I’m not saying that we shouldn’t care about and continue to study the potential effects of anesthesia on kids’ brains. We very much should—and many anesthesiologists, in concert with a handful of American medical and regulatory societies, are doing just that. But for now, remember that these risks haven’t been proven; they’re still only a possibility, albeit a concerning one. Also keep in mind that anesthesia provides huge benefits. Not only would it be cruel to perform surgeries on children without it, but also the stress and pain from the experience would likely harm kids’ brains. And doctors don’t recommend the kinds of procedures that require general anesthesia for kids unless the risks associated with not doing the surgery are large. In other words, it would be foolish to turn down a necessary surgery for your child just because you’re scared of the long-term effects of anesthesia, because the benefits of the surgery are likely to far outweigh the risks.

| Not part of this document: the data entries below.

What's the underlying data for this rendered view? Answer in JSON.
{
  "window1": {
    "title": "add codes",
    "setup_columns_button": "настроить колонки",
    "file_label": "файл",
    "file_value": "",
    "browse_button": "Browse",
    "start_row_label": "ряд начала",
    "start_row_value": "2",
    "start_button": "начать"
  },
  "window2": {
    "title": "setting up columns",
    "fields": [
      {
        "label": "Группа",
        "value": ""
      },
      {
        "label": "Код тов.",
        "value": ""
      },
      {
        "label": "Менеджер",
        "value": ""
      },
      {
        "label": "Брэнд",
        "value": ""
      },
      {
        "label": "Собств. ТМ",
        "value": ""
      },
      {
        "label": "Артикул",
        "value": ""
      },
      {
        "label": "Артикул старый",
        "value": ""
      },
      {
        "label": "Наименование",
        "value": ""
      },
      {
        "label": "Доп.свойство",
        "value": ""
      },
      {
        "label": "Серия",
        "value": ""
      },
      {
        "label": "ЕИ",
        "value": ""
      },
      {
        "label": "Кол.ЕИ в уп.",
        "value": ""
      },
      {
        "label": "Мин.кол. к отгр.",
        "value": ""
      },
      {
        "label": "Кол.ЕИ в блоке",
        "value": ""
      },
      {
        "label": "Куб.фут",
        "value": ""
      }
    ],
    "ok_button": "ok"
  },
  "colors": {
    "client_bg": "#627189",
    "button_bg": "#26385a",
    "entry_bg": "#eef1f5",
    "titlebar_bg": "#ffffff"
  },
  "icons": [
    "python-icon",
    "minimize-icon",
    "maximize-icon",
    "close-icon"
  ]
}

But is there anything parents can do to further minimize potential risks? Perhaps. First, ask your doctor whether the procedure requires general anesthesia; if regional anesthesia is an option, it could be safer. Ask, too, about timing. If there is no risk associated with waiting to get the surgery, then consider putting it off for a while—scientists speculate that the effects of anesthesia on the brain decrease with age. Some anesthesiologists also believe that certain types of anesthetics, such as opioids, clonidine, and dexmedetomidine, which affect pathways other than those involving GABA and NMDA, may be safer for the brain than the others, so consider asking whether these anesthetics might be available. Finally, if your hospital allows you to have a say in choosing an anesthesiologist, request the one who works on children the most frequently. One study found that children had one-fifth the risk of anesthesia-related complications when their anesthesiologists performed more than 200 pediatric surgeries a year versus those who did fewer than 100 a year. Even in pediatric anesthesiology, it seems, practice makes perfect.